A knock was heard, coming from the door into the hallway.  A man’s voice was heard.  “Is Miss Elizabeth well?  Has something happened?  I heard her cry out.”

Seeing the confusion in her expression, Lucy answered the unasked question.  “Mr Darcy has been outside the door, ever since he brought you up here.  He had the footman bring chairs for him and your father, as they wished to keep close by until they know you are safe.”

This caused Elizabeth more confusion.  She vaguely remembered dancing with the man, and that she was surprised by the way he has spoken with her.  “Tell him…tell…” Elizabeth said, the pain in her head nearly blinding her.

Lucy went to the door and opened it.  She could see Mr Darcy and Mr Bennet standing outside the door, waiting for word.  “Sir, Miss Elizabeth attempted to lift her head so she could take a sip of water, but the pain was too much for her, which was why she cried out.”

“My daughter is in much pain?” Mr Bennet asked.

“Yes, sir.  Miss Elizabeth can barely speak, she is hurting greatly.”

Darcy shook his head.  “Where is Mr Jones?  He needs to examine her, give her some laudanum if needed.  It will some time before the physician can be brought from Town.”

“Mr Jones said he was gonna rest, and he would be back to check on Miss Elizabeth in the morning.” Lucy replied.

Seeing one of the footmen standing at the far end of the hall, Darcy called out to the man.  “Go upstairs and ask Mr Jones that Miss Elizabeth is in need of his care.”

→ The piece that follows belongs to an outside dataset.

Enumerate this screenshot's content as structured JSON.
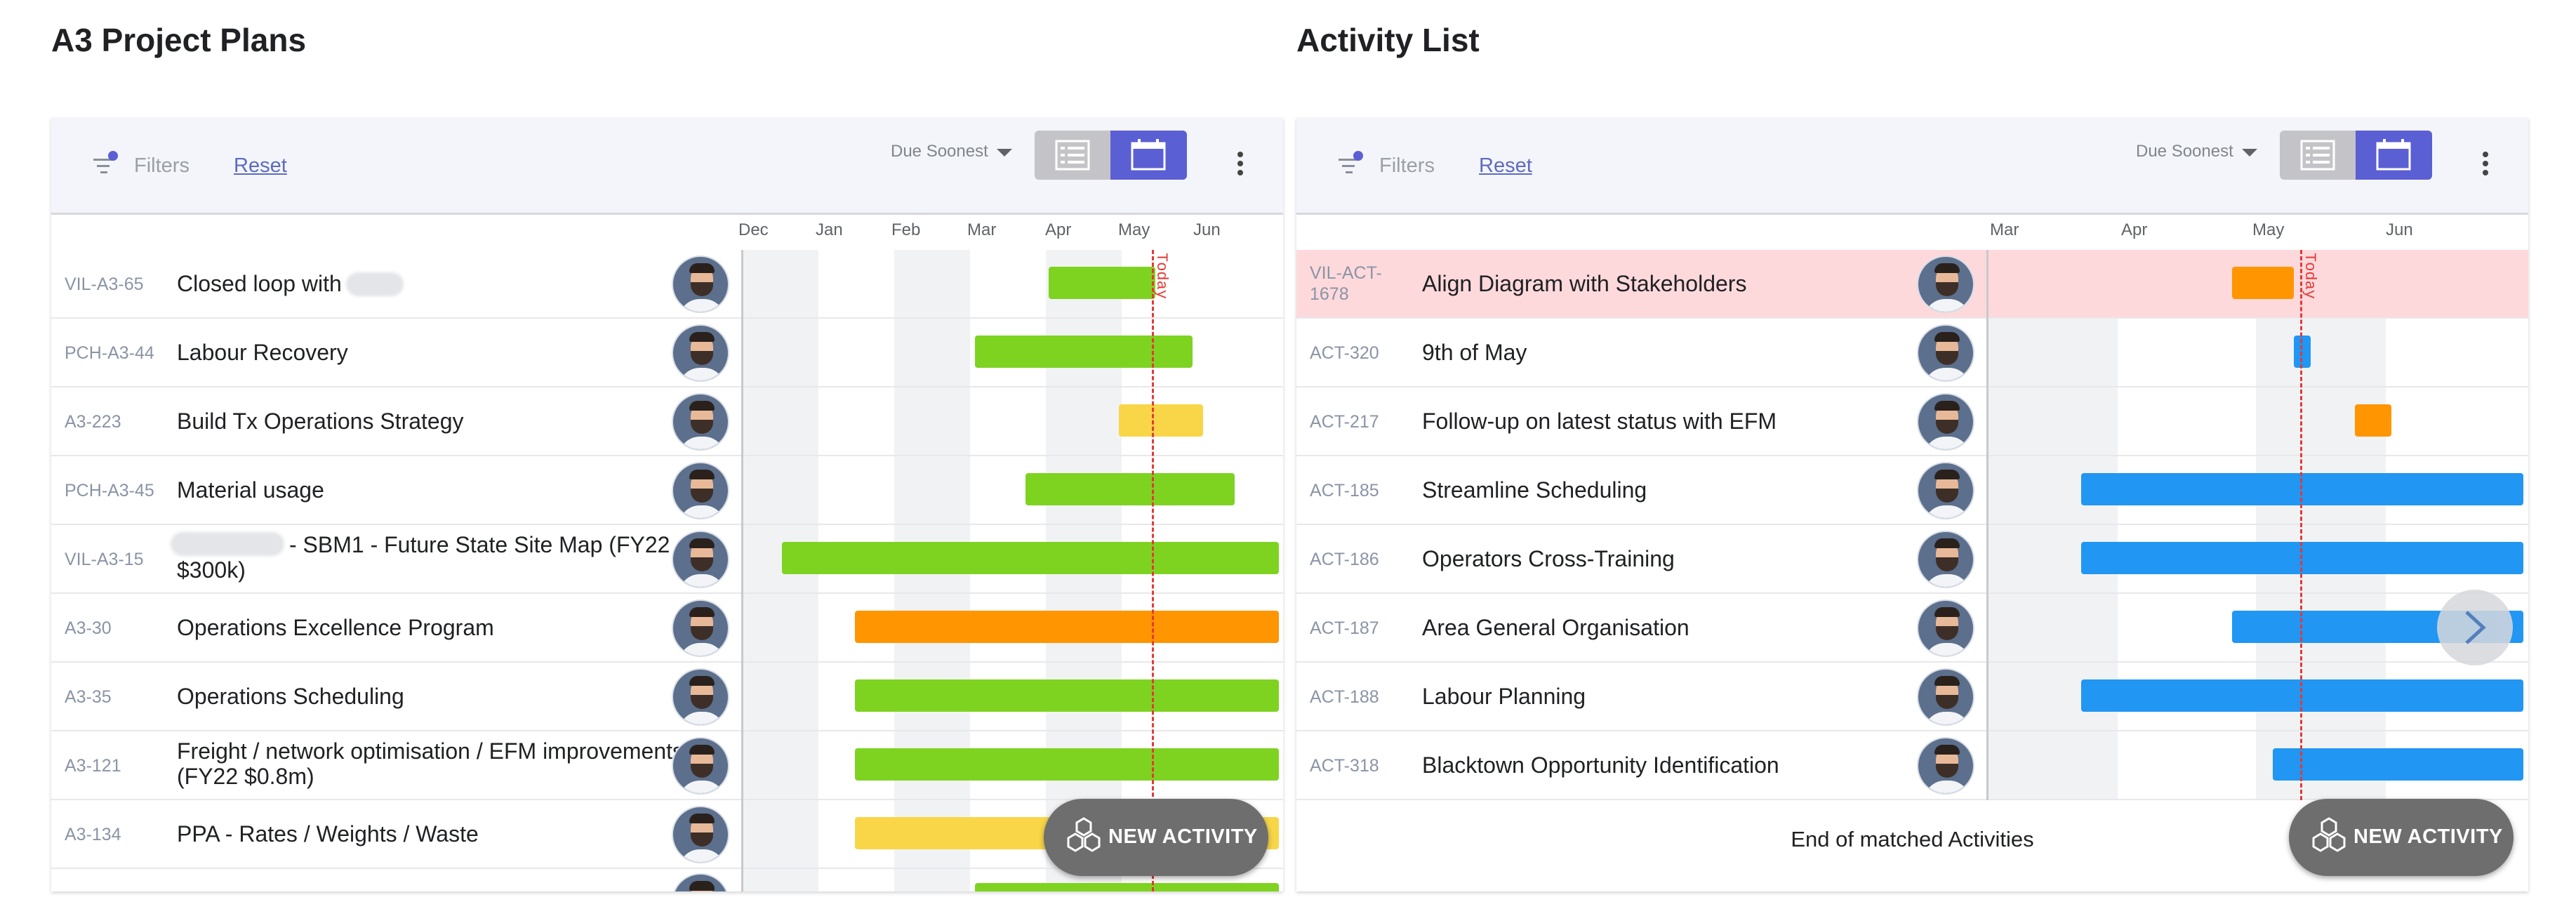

“Forgive me, Mr Darcy, I was told to remain in this hall and to make sure Miss Elizabeth does not leave her rooms.”  The footman was nervous to speak in such a manner to Darcy.

“Miss Elizabeth is going nowhere, so please do as I say and fetch Mr Jones.”

Sir William came into the hall just then.  “The footman has been told not to leave his post, unless I tell him otherwise.  I will not allow Miss Elizabeth the chance to escape or for any of you to assist her.”

“Lucas, my daughter is in severe pain, and does not deserve being treated in this manner.  She is injured and requires tending.” Mr Bennet was furious.

“Your daughter has been influenced by a man who is disreputable, and has committed a murder.  I have a written statement from a credible witness, as Mr Wickham saw and heard all that happened.  I do not know what you did to confuse her, Mr Darcy, but you have made her forget that she is a young gentlewoman.”

“Sir William, I do not know what you hold against me, but I have done nothing to you.” Darcy declared.  “And to hold anger against Miss Elizabeth, simply due to her speaking with me, is ridiculous.  Miss Elizabeth requires medical care.  She is in severe pain and requires Mr Jones to tend her.”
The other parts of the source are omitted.